Structural disadvantages, most notably poverty and crime rates, are at the core of racial disparity in justice systems, according to EMERGE’s president, Mike Wynne. He cited a 2017 Minnesota Department of Corrections study that found prison releasees were significantly more likely to recidivate if they were a person of color and were returning to neighborhoods of concentrated disadvantage.

“A person’s odds of re-arrest are further exacerbated when disconnected from reentry supports,” he said. “Now, with a double-digit unemployment in the state due to multiple crises, our program is even more critical.”
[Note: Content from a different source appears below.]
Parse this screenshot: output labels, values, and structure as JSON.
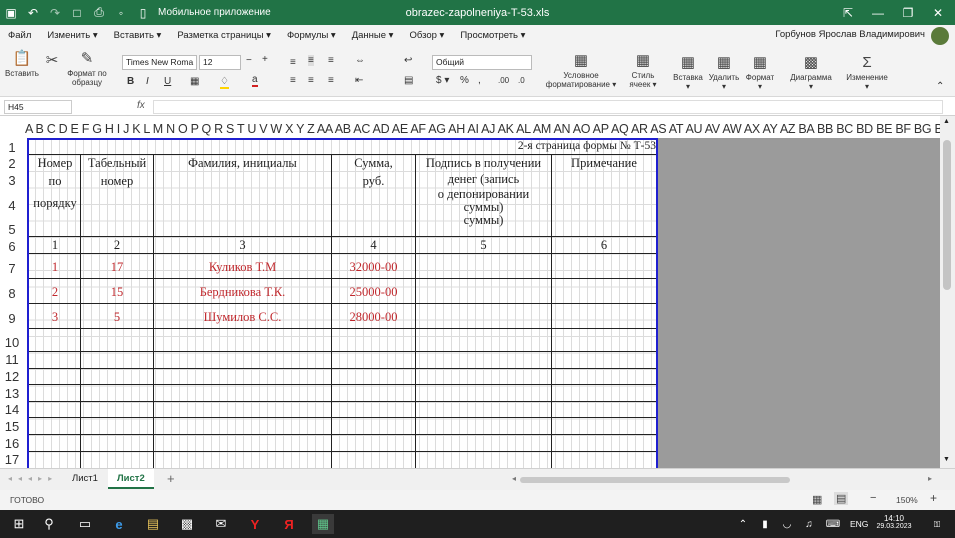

The project is expected to launch in January. For more information, go to,, or listen to project leadership’s interview with WCCO radio.

About American Indian OIC
American Indian OIC was founded in 1979 as a practical resource and response to the considerable education and employment disparities faced by American Indians living in and around South Minneapolis. AIOIC’s mission is to empower American Indians to pursue career opportunities through individualized education, training, and human services in a culturally rich environment.

In the years since its founding, AIOIC has built a workforce of over 25,000 people from the Twin-Cities and tribal nations across the country, gaining national recognition as a leader in the workforce development field. Although created to support people of Native descent, American Indian OIC’s resources and programs are available to all people regardless of race, creed, age, gender, or sexual orientation.

About EMERGE Community Development
EMERGE was established as a division of Pillsbury United Communities in 1995, spinning off as an independent entity in 2007. EMERGE is a workforce development agency with Service Centers in North Minneapolis and Cedar-Riverside and Social Enterprise businesses in Minneapolis and the northern suburbs. Every year EMERGE helps thousands of people access jobs, financial coaching, and career training along pathways to brighter futures. We facilitate life change in neighborhoods where jobs are scarce, poverty levels are high, and racial/economic disparities prevail. Our programs have special expertise in supporting employment for participants overcoming a criminal background, new Americans with limited English skills, single parents living in poverty and seeking to end reliance on public assistance and individuals in need of career training to obtain living wage jobs.